What do UK consumers actually think when they see "no added sugar, no concentrates, no sweeteners" on a premium fruit drink? I ran a study with 6 UK consumers to find out how Cawston Press's core messaging lands with real shoppers. The findings are nuanced, occasionally brutal, and genuinely useful.
The Consumers
We spoke to 6 UK adults aged 28-53 from across England and Northern Ireland. The group included a cybersecurity analyst from Sheffield, a single dad and network engineer from Birmingham, a maintenance technician from Liverpool, a CAD technician from Croydon, a carers support coordinator from Armagh, and a marketing professional from Manchester. All are budget-conscious, health-aware, and sceptical of premium pricing claims.
Question 1: The "No Sugar, No Concentrate" Message
We asked consumers for their honest reaction to Cawston Press's core claim. The verdict was unanimous: "no sweeteners" is the winner. As Marta from Sheffield put it: "I can taste that fake stuff a mile off and it tastes metallic."
But "no added sugar" triggered scepticism. Gareth from Northern Ireland was blunt: "Gut reaction? Marketing. No added sugar sounds grand, but it's still full of fruit sugar and it's still a can of pop."
Key insight: Lead with the sweetener-free angle over "no added sugar."
Question 2: The Price Premium Problem
Daniel from Manchester didn't mince words: "At £2 a can, I'm out. That's 'nice branding, but I'll drink tap water' territory." The sweet spot is £1-1.20 for single cans, under 90p in multi-packs.
Key insight: The £1.50-£2 price point is above threshold for regular purchase.
Question 3: Heritage and Gifting
The heritage story earned respect, but limited trust: "It's a trust boost, not a free pass." On gifting, the verdict: "awkward" as standalone gifts.
Recommendations
Lead with "no artificial sweeteners" over "no added sugar"
Price multi-packs to hit under 90p per can
Consider smaller 150-200ml format
Back heritage claims with sustainability credentials
Conclusion
Cawston Press has genuine strengths: the no-sweetener message lands, heritage provides credibility, and the product is seen as higher quality. But there's a price disconnect. The opportunity: lean into sweetener-free messaging, be transparent about sugar, and find price points that justify the premium.

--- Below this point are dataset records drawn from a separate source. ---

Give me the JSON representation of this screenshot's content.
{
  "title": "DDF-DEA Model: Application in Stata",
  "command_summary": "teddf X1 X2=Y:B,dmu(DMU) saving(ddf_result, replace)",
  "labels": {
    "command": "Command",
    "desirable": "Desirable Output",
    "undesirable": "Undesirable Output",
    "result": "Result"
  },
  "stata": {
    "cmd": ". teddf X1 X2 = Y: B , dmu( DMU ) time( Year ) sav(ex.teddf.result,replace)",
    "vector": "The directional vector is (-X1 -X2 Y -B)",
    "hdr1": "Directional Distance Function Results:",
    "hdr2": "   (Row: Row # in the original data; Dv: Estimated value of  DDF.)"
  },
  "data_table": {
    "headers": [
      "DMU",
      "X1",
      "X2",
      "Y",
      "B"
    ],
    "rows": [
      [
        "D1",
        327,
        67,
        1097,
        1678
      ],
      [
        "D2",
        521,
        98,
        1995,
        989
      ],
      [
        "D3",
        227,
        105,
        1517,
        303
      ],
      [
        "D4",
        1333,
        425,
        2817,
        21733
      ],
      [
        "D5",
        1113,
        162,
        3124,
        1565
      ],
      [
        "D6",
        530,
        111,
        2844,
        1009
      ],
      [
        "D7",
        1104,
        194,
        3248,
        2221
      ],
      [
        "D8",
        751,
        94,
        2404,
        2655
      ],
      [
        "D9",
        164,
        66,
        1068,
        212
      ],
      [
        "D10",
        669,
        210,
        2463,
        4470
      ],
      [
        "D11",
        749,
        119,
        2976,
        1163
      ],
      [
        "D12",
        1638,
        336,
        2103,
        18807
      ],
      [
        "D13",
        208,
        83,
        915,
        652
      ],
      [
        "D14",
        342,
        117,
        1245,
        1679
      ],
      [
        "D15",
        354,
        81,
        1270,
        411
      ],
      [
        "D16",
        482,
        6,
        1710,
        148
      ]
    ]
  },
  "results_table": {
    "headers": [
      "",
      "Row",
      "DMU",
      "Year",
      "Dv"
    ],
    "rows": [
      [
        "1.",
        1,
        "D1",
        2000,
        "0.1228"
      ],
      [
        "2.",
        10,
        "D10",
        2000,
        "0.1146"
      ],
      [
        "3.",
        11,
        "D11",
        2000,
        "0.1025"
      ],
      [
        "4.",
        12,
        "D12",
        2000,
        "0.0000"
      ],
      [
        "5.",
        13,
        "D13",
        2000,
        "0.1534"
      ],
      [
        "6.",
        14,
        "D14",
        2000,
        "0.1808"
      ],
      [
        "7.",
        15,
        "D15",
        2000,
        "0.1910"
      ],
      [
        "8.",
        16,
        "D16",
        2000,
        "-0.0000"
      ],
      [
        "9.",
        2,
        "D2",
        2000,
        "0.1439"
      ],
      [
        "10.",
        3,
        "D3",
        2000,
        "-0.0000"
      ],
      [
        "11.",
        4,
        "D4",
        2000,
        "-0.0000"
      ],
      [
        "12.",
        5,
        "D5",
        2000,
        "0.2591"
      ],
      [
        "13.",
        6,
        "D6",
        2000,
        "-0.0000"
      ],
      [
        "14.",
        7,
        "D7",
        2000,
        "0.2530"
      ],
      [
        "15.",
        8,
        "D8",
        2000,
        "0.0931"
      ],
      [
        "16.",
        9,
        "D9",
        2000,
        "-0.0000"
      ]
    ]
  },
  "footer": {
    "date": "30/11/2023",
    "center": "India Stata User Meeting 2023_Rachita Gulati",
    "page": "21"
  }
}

This study was conducted using Ditto's synthetic consumer research platform. Book a demo at askditto.io.
What the Consumers Said
Gareth McAlister, 53, Armagh: "Gut reaction? Marketing. No added sugar sounds grand, but it's still full of fruit sugar and it's still a can of pop."
Daniel Whitaker, 33, Manchester: "At £2 a can, I'm out. That's 'nice branding, but I'll drink tap water' territory."
Marta Kowalska, 28, Sheffield: "I'm not paying an artisan tax for a sugar hit."